Das Interessanteste in der Hinsicht ist der Wunsch nach einem "Mann, der weiß, was er will". Welche Frau will denn wirkich so jemanden? Ich dachte, die ehrliche Anzeige laute: "Suche Mann, der weiß und tut, was ICH will".

Ich beschreibe das alles zwar kritisch, würde mich jedoch keineswegs ausnehmen oder mich gar über die Inserierenden erheben wollen. Die entsprechenden gesellschaftlichen Muster sind so bestimmend und prägend, dass sich dem niemand wirklich entziehen kann.

Und die entsprechenden Lügen sind, um nur beim Alter zu bleiben, schon in den allgemeinen Sprachgebrauch übergegangen. Denn in Wahrheit ist ein Mitte-60-Jähriger natürlich Mitte 70, und nicht Mitte 60. Oder ist ein Fünfjähriger etwa "Mitte 0" und nicht "Mitte 10"?

Klar, dass junge Menschen schöner sind als alte (oder unterliege ich hier auch bloß einem gesellschaftlichen Muster?) und schlanke schöner sind als dicke, Rubens zum Trotz, der m.E. mit seinem Bildern hauptsächlich den vollgefressenen Adeligen und Großbürgern schmeicheln wollte, deren Männer sich aber jedenfalls für ihre Lust gerne bei den Jungen und Schlanken der unteren Schichten "bedienten" - Aber warum gibt es keinen Diskurs über die Frage, an dem ich mich beim unentrinnlichen Älterwerden orientieren könnte, oder finde ich ihn bloß nicht?

Ich will nicht "in Würde" alt werden, ich will mit Lust und Vergnügen und Bereicherung alt werden, für Körper, Geist und Seele.

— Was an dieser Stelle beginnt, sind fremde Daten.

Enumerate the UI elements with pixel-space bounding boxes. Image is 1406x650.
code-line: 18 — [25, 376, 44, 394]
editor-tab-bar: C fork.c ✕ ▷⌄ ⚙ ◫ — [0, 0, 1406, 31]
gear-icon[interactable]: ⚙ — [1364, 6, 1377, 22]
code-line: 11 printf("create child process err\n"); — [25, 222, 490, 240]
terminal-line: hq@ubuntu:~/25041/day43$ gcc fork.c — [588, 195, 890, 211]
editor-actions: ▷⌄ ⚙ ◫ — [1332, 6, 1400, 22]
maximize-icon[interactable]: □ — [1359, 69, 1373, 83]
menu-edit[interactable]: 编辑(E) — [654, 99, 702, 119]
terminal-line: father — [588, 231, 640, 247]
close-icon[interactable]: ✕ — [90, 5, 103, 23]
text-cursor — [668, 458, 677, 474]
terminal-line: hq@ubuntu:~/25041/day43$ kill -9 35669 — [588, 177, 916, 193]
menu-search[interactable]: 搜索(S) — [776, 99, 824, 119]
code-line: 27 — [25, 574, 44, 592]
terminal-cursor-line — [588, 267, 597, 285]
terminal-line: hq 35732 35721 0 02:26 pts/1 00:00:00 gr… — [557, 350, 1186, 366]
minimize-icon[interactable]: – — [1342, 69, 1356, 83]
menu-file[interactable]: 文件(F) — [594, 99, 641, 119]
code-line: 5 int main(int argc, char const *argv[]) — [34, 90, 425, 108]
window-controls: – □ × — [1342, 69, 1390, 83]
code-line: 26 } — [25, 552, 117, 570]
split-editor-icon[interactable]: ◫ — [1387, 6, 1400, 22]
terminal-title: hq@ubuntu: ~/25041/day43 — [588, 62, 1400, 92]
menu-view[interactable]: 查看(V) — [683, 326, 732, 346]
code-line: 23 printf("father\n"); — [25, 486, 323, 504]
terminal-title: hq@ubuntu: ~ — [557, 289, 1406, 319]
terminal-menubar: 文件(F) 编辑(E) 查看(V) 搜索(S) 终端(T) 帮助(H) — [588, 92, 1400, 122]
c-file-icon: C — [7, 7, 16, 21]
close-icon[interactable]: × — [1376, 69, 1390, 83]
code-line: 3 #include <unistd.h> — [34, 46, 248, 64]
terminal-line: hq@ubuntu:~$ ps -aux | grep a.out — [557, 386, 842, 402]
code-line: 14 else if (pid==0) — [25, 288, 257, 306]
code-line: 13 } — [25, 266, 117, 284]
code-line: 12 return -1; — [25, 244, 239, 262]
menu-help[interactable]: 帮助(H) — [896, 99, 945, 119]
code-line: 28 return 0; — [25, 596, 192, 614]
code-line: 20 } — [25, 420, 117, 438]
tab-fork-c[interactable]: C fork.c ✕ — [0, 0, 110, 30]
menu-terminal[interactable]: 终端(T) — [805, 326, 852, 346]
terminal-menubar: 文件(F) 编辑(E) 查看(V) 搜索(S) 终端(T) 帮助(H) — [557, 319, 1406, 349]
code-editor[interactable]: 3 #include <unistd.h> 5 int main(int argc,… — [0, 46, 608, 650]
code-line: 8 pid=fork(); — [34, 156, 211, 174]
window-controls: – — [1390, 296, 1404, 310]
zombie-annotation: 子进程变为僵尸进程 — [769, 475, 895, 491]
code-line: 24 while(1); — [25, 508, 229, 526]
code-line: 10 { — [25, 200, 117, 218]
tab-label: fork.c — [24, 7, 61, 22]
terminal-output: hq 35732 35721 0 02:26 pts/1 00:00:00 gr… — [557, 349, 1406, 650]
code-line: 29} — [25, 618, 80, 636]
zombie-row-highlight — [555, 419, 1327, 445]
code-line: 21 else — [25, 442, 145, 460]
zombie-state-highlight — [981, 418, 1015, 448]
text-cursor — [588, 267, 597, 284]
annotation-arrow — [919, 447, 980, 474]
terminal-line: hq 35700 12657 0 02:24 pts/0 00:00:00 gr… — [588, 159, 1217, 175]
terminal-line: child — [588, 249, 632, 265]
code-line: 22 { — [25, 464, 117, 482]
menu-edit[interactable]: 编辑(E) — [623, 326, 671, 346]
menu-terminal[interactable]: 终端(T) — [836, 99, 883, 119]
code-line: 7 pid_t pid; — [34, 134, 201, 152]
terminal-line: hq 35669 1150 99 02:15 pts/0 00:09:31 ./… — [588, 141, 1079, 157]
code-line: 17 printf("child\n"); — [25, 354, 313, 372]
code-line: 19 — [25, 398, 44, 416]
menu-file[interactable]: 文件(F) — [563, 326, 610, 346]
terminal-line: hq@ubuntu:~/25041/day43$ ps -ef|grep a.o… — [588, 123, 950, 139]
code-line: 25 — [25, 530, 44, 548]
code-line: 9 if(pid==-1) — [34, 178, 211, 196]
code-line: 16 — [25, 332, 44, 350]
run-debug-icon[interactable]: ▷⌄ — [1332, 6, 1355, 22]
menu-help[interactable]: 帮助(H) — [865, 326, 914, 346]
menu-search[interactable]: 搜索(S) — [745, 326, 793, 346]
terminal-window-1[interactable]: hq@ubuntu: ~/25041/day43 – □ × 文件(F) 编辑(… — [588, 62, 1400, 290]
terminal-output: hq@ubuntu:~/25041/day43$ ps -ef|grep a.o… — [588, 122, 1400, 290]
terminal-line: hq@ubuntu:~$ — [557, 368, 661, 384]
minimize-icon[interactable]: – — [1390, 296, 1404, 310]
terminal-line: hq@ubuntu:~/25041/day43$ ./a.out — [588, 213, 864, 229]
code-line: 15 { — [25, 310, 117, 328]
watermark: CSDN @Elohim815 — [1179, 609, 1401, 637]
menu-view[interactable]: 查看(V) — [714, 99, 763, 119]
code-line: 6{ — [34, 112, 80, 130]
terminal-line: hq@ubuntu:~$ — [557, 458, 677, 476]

Tatsächlich würde wohl auch niemand "noch mal jung" sein mögen, der sich wirklich richtig erinnern kann. Wir wollen bloß noch ein wenig leben, und "ein wenig" heißt "ewig" (Tucholsky). Auf unseren alten Fotos sind die herausgehobenen und glücklichen Momente festgehalten. Das weit überwiegende Mühsame, Frustrierende, das Unglück und Leid verschwimmt uns in der Erinnerung.

Oder, mit Diether Krebs, der vom Hautarzt eine Salbe bekommt, mit dem Kommentar: "Wenn Sie die regelmäßig auftragen, bekommen Sie eine Haut wie ein 18-Jähriger", worauf der, entsetzt: "Akne?".